То, что не может двигаться вперед, к вершине, должно скатываться назад… если речь идет о людях, а не о таком великом и прекрасно отлаженном государстве, как Та-Кемет. Эта страна погребала под множеством священных условностей наиболее талантливых и своеобычно мыслящих людей – уничтожая их, если не получалось обтесать по требуемой форме.
У Нитетис потухли глаза, у губ обозначились складки – она казалась старше своих лет, хотя была на два года младше Поликсены. И известие, что подруга покидает ее, конечно, не добавило властительнице Обеих Земель радости.
– Теперь, когда Уджагорресент лишил меня моих эллинов, почти закрыв им путь в наши города, а ты покидаешь свою подругу… я чувствую, что жизнь вытекает из меня, – сказала египтянка. – Уджагорресент все еще любит меня, меня одну… но так, точно мы с царским казначеем уже вошли в царство Осириса, где все вовеки неизменно! Такое вечное блаженство, право же, не лучше вашего Тартара!
Поликсена утешала любимую благодетельницу как могла.
– Тот, кто умнее и развитее других, часто обрекается этим на мучения, – сказала эллинка. – Особенно трудно приходится одаренным женщинам! Но ведь мы с тобой испытываем чувства, недоступные этим другим!
Поразмыслив, Поликсена прибавила:
– И если существует загробное воздаяние, оно не может быть таково, как ты говоришь! Конечно, у богов больше справедливости, чем у людей, – иначе где искать справедливость еще?

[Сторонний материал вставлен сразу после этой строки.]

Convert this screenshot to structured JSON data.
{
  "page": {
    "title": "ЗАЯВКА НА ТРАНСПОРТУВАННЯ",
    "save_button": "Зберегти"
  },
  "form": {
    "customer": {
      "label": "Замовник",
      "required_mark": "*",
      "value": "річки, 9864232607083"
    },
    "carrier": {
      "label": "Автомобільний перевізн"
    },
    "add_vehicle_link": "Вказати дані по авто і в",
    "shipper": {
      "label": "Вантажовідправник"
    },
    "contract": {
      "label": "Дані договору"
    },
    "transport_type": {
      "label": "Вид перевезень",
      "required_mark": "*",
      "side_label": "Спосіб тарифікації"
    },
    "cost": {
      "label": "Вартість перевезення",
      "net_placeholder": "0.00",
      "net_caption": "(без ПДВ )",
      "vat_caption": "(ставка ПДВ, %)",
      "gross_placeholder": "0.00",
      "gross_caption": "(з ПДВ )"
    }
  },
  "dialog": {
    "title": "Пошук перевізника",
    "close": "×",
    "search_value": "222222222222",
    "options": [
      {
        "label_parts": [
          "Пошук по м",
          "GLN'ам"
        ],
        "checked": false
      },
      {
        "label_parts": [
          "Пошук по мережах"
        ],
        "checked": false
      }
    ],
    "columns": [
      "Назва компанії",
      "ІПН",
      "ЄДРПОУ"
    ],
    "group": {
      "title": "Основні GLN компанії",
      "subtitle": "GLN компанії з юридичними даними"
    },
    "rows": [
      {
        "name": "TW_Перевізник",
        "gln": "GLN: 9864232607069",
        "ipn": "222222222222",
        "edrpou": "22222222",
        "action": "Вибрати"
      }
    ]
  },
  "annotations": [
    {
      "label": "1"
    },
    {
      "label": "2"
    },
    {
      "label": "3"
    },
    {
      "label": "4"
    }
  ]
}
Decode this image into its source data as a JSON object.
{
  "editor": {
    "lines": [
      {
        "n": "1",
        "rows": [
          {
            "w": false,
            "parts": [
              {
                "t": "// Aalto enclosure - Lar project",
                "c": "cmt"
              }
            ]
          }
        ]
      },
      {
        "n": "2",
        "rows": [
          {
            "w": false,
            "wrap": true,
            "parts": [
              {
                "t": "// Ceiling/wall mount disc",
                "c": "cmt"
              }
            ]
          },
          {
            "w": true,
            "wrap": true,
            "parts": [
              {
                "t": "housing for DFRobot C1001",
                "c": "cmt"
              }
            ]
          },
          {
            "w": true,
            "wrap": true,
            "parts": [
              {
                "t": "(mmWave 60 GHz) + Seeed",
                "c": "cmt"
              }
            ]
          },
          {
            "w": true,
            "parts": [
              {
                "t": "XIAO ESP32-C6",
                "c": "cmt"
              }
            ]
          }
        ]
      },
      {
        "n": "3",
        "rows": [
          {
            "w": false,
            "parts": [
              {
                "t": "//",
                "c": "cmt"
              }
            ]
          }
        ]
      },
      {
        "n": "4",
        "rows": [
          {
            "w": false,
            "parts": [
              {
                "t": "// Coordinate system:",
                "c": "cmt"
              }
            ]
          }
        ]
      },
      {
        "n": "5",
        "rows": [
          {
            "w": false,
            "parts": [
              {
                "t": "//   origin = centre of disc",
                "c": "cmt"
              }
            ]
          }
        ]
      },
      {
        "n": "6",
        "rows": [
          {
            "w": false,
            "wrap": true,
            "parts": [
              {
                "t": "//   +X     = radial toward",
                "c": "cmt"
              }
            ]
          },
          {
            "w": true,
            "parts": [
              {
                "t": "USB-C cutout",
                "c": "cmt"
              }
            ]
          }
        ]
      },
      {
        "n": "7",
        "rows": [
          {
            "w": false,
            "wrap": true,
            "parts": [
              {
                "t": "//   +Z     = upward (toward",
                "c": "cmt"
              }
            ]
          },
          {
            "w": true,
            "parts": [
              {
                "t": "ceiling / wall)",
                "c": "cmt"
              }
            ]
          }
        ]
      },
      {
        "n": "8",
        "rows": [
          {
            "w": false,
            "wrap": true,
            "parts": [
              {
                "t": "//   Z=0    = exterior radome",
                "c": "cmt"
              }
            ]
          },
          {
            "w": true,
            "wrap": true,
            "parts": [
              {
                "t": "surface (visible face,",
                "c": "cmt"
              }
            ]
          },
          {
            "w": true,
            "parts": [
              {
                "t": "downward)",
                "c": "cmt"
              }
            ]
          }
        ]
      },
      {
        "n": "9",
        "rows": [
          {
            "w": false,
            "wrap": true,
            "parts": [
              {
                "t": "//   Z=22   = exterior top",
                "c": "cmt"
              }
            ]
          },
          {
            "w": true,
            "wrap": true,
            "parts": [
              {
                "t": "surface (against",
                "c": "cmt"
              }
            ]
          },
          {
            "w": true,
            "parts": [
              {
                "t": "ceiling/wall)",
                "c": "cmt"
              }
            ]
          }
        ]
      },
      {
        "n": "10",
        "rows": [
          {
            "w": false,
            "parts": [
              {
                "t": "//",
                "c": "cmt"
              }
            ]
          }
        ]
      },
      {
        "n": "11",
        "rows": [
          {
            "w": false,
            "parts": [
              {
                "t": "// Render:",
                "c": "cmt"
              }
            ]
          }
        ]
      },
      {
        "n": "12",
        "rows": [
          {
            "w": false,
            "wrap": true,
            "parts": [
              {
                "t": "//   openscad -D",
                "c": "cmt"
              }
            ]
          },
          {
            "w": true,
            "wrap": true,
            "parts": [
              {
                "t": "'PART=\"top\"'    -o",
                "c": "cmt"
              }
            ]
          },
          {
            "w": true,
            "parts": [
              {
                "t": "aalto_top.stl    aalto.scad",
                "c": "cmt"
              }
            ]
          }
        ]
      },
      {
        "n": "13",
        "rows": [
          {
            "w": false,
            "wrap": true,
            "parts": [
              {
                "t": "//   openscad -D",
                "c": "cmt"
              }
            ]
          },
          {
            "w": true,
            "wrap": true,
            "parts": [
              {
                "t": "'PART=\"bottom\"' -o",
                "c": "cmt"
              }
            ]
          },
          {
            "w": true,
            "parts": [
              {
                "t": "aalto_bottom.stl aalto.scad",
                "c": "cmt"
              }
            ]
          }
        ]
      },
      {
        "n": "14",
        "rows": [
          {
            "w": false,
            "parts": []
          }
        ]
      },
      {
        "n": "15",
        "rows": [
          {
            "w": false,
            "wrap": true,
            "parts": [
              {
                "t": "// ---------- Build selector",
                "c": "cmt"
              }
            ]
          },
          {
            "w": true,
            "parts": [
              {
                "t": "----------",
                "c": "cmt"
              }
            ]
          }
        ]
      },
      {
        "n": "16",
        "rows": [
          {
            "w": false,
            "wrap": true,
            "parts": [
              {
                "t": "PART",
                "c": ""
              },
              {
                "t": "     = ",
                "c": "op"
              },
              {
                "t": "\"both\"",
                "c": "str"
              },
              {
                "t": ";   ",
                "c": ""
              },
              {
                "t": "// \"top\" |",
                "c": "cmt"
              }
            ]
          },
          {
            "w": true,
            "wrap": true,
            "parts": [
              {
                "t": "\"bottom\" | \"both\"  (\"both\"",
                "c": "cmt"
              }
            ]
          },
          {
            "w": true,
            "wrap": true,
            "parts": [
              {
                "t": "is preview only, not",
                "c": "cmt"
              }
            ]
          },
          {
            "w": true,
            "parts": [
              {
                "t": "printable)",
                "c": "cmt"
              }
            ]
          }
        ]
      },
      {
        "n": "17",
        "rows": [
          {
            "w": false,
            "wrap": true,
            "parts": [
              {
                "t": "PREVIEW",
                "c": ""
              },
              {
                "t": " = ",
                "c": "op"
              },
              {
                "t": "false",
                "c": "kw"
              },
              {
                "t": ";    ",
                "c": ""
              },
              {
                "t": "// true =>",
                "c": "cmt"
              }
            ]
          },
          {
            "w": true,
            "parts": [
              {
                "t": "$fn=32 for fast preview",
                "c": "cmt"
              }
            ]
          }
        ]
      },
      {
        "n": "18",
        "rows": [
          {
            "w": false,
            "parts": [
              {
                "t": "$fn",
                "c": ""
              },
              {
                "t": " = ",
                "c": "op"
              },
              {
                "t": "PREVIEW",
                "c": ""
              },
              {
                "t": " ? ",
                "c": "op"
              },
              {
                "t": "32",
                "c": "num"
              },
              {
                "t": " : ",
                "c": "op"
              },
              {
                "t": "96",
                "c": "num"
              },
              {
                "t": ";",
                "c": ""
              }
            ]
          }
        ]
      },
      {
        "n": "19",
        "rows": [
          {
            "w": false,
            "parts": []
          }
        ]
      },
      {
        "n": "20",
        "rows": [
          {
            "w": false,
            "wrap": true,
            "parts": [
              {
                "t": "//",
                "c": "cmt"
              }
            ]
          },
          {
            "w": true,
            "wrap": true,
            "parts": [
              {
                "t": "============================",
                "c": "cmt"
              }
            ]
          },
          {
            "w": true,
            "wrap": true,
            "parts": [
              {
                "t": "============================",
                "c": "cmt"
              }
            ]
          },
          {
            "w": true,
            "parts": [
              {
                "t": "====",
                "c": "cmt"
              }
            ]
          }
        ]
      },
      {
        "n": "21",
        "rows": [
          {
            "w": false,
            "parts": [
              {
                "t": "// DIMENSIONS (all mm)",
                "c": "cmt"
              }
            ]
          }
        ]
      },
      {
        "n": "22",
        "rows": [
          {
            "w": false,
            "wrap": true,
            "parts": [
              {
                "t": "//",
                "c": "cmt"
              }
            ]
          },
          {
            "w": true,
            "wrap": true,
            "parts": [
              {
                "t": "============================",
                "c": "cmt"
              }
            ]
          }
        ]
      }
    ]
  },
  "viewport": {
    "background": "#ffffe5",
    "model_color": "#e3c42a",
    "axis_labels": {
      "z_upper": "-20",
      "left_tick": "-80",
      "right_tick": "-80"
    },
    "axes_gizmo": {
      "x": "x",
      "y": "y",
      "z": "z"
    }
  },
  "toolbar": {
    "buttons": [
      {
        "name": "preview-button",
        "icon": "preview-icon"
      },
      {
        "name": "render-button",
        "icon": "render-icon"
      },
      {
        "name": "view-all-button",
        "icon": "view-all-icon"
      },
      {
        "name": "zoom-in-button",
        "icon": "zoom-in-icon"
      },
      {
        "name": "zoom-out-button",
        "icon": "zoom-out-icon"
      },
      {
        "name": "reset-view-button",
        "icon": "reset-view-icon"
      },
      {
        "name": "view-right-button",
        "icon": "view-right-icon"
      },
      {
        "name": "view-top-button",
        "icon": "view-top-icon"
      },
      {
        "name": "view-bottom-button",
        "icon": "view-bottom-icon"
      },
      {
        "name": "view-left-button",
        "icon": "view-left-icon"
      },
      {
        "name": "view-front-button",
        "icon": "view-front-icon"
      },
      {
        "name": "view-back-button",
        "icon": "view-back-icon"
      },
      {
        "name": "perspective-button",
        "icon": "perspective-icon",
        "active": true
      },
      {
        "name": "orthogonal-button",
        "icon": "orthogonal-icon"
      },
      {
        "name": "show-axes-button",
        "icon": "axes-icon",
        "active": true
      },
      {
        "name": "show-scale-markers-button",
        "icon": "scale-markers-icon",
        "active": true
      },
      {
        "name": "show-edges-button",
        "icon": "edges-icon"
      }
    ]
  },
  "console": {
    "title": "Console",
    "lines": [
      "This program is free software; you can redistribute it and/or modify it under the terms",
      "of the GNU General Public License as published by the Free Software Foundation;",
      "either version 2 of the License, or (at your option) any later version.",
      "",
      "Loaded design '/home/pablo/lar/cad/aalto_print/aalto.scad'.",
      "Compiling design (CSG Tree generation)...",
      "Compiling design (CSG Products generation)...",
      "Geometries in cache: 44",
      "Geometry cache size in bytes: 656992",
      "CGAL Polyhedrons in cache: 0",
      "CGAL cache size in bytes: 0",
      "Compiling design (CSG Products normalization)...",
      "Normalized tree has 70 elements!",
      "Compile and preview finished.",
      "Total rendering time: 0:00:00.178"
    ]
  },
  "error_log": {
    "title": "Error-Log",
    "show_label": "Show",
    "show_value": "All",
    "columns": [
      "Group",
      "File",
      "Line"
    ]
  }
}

Царица бледно улыбнулась, потом произнесла:
– Мой Яхмес, мой маленький перс… Он единственный сын царя царей и уже объявлен богом! Льстецы Камбиса находили в нем черты Кира… но я думаю сейчас, что лучше всего моему Хору в гнезде было бы вырасти самым обыкновенным человеком!
Поликсена отвела глаза. Она знала, что Нитетис в этот миг завидует ее детям, Никострату и Фрине. Хотя что ждет мальчика…
– Никто не знает, что будет! – сказала эллинка.
Глядя на царицу, Поликсена, чтобы отвлечь ее, задала вопрос, который давно созрел… и который она не осмелилась задать в письме.
– Скажи, Нитетис… а кто сделал эту золотую богиню, которую ты подарила мне? Я даже у наших скульпторов не встречала таких работ!